Speaking on behalf of ‘Baswahili group,’ the Kiswahili speakers in Bujumbura, Mr Mugunwe Anzoweeni, demanded the inclusion of the marginalised group, which he said has been sidelined from the talks that envisage a mutual agreement by June, this year.
“We were snubbed even in the original Arusha Peace Accord, which singled out only the Tutsi and Hutu groups as if these are the only tribes in Burundi... we have other smaller tribes as well as people of Asian origin,” he said.
Last week, the police arrested three suspected Burundians here over their alleged attempts to thwart the ongoing Burundi peace talks under former President Benjamin Mkapa’s mediation.
Mr Mkapa in his capacity as the facilitator of the talks at the Arusha International Conference Centre is still convening the dialogue following consultations with other stakeholders within and outside the country.

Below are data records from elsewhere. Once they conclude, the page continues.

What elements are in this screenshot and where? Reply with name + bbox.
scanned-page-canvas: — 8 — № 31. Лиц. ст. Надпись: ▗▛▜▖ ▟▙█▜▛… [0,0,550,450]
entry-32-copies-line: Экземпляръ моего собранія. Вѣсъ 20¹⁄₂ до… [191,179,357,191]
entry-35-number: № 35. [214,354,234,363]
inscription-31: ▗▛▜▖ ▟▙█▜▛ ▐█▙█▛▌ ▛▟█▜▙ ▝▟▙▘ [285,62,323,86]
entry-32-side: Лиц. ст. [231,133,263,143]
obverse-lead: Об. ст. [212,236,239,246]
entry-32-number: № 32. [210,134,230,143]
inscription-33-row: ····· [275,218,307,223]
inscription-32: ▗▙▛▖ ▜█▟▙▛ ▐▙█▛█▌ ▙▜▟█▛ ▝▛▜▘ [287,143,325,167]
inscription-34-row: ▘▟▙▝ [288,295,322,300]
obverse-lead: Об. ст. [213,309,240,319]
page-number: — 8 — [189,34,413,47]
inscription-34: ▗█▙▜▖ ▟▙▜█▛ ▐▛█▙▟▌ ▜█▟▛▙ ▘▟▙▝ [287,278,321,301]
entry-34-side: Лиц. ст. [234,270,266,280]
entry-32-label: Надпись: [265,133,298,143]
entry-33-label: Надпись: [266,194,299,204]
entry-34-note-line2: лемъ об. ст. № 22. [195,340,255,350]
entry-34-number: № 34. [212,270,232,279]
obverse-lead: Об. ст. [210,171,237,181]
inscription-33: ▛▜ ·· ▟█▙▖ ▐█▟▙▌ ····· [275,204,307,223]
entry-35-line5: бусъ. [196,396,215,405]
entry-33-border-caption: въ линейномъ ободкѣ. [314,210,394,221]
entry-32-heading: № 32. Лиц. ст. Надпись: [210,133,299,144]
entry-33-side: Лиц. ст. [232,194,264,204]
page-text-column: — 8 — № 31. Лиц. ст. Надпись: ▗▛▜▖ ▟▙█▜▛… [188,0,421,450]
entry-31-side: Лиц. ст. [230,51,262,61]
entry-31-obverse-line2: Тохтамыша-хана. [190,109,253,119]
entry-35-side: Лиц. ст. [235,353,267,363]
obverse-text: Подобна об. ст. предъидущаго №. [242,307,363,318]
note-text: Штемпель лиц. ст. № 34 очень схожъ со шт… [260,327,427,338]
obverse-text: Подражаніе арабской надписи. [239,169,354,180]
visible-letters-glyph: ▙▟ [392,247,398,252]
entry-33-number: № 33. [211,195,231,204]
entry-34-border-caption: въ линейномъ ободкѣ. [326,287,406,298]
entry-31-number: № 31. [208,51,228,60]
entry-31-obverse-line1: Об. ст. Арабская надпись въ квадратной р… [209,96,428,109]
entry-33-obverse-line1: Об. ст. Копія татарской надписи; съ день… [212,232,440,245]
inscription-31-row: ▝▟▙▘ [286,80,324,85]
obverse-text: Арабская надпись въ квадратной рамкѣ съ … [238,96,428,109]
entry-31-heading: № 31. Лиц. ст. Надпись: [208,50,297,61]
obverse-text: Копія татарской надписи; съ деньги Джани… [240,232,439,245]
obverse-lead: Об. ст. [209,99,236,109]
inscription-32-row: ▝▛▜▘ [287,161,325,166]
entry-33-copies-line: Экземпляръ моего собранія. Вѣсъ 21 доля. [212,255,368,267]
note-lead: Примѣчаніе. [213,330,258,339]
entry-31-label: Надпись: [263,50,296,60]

Initially, eight-point agenda was identified, with parties adopting them as the key sticking points way back in September 2016.
The eight-point agenda, then formed the thrust of the dialogue and subsequent negotiations, including security and commitment to end all forms of violence, commitment to the rule of law and to end impunity.
Mr Mkapa, the talk facilitator, had invited some of the political parties as well as important political actors to convene in the eight-point agenda to determine areas, which can bring lasting ‘peace’ in the country.
He said stakeholders like the civil society organisations, religious groups as well as women and youth will be invited to later sessions.
The facilitator said inputs from participants will draw up an outline of the would-be agreement to be gradually refined until it’s fully agreed by all stakeholders and signed as the final agreement in June, 2017.